Mataram (21/1) — Gubernur Nusa Tenggara Barat (NTB) Lalu Muhamad Iqbal memberangkatkan 33 warga NTB untuk menunaikan ibadah umrah secara gratis. Mereka berasal dari berbagai latar belakang profesi yang selama ini berkontribusi bagi pembangunan daerah, namun jarang mendapat sorotan publik.
Pelepasan jamaah dilakukan di Pendopo Gubernur NTB di Mataram, Rabu (21/1/2026).
Apresiasi untuk Pekerja yang Mengabdi dalam Senyap
Dalam sambutannya, Gubernur Iqbal menyampaikan bahwa para penerima umrah gratis merupakan sosok yang bekerja dengan penuh dedikasi dan keikhlasan untuk masyarakat.
“Hari ini kita memberangkatkan teman-teman yang selama ini bekerja dalam sepi untuk ikut membangun NTB,” ujarnya.
Rombongan jamaah terdiri dari berbagai profesi, seperti wartawan senior, guru honorer, kader posyandu, penjaga sekolah, petugas kebersihan, sopir, tukang kebun, hingga polisi hutan. Mereka dinilai memiliki kontribusi besar dalam kehidupan sosial masyarakat meskipun kerap luput dari perhatian.
Dibiayai Dana Pribadi
Lebih lanjut, Gubernur Iqbal menegaskan bahwa pemberangkatan umrah ini menggunakan dana pribadinya, bukan anggaran pemerintah daerah.
Menurutnya, bantuan tersebut merupakan bentuk syukur sekaligus amanah rezeki yang ingin ia salurkan kepada mereka yang dinilai berhak menerima.
“Kalau ini pribadi, ya dari Allah yang memberi lewat saya. Kalau amanah itu sampai ke saya dan tidak saya jalankan, nanti saya yang ditegur,” katanya.
Meski demikian, Pemprov NTB sendiri memiliki program umrah bagi aparatur sipil negara berprestasi yang dibiayai melalui APBD. Sementara pemberangkatan 33 orang ini merupakan inisiatif pribadi sebagai bentuk penghargaan moral.
Soroti Peran Kader Posyandu
Pada kesempatan itu, Iqbal juga menyoroti peran kader Posyandu yang jumlahnya mencapai sekitar 41 ribu orang di NTB. Meski hanya menerima insentif terbatas, mereka menjadi garda terdepan dalam pelayanan kesehatan masyarakat.
“Ketika masyarakat punya masalah, mereka tidak mencari gubernur. Yang dicari pertama justru kader posyandu,” ujarnya.
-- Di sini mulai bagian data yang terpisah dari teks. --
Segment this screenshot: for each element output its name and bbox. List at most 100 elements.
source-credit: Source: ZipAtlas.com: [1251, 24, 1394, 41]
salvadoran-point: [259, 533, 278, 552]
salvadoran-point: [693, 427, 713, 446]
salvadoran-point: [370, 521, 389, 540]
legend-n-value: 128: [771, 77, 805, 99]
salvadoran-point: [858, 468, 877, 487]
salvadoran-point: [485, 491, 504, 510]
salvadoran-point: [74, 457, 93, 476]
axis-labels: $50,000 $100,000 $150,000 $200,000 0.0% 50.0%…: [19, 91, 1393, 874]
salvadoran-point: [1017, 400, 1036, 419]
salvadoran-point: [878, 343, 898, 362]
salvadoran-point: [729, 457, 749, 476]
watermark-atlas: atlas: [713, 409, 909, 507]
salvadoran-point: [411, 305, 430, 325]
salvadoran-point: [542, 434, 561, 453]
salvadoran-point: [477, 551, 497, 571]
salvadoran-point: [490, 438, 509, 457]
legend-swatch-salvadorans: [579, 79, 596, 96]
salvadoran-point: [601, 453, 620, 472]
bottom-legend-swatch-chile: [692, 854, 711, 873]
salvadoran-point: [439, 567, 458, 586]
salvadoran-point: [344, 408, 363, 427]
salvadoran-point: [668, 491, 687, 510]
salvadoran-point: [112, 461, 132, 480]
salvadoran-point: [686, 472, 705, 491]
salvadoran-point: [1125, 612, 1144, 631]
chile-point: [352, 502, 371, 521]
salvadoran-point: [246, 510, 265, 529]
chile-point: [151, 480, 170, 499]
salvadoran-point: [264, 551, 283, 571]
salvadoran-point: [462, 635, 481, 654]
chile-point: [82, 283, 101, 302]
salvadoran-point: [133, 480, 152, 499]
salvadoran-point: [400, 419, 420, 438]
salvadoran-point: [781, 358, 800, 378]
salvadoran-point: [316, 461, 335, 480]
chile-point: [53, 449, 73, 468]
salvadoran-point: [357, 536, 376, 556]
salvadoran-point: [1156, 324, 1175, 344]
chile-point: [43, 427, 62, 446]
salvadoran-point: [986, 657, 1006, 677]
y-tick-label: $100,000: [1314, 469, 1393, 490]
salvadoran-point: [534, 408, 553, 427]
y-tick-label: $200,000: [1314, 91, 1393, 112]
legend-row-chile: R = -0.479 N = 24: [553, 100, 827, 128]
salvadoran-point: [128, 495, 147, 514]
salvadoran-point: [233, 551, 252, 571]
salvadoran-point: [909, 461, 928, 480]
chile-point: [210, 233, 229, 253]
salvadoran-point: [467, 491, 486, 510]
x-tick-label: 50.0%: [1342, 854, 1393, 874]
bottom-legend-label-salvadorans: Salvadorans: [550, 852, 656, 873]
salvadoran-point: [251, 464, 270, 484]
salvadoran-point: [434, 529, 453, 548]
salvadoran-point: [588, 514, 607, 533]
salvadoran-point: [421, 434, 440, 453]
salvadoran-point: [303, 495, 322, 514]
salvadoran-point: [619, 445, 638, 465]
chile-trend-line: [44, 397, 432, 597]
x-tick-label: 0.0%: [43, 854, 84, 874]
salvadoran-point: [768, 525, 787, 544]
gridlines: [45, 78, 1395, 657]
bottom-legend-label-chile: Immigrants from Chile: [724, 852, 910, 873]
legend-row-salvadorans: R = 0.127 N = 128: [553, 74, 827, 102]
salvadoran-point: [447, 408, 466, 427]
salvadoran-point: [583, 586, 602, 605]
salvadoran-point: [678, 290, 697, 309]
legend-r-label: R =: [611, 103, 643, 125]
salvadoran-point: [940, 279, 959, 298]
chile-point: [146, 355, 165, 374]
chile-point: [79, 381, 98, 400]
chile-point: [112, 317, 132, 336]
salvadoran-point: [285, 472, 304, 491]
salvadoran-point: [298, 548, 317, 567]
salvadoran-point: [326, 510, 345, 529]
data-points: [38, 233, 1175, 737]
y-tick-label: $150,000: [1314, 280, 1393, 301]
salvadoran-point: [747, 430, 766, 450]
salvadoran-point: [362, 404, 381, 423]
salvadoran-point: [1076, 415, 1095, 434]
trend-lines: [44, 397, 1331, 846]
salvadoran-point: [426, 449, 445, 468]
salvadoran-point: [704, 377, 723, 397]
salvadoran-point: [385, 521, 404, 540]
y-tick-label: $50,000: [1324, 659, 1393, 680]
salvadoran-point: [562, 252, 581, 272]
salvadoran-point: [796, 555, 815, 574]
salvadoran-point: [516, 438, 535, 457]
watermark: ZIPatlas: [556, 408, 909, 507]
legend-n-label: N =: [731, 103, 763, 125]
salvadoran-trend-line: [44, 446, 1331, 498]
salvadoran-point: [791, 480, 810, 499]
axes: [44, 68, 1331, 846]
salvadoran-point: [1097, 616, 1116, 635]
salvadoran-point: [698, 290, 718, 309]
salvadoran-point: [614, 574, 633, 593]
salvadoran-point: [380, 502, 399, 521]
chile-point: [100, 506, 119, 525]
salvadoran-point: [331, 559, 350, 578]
Selain kader Posyandu, ia juga menyinggung peran polisi hutan yang bertugas di wilayah terpencil dan kerap bekerja jauh dari sorotan publik.
Harapan dari Tanah Suci
Untuk perjalanan ibadah umrah tersebut, Pemprov NTB mempercayakan pelayanan kepada biro perjalanan Muhsinin Travel.
Para jamaah dijadwalkan berangkat menuju Tanah Suci pada Kamis (22/1/2026). Gubernur Iqbal berharap para peserta dapat menjalankan ibadah dengan lancar serta membawa pulang pengalaman spiritual yang berkesan.
Ia juga berharap program serupa dapat terus dilaksanakan di masa mendatang.
“Inginnya lebih banyak, tetapi rezekinya baru segitu. Insya Allah kalau ada, jalan,” pungkasnya.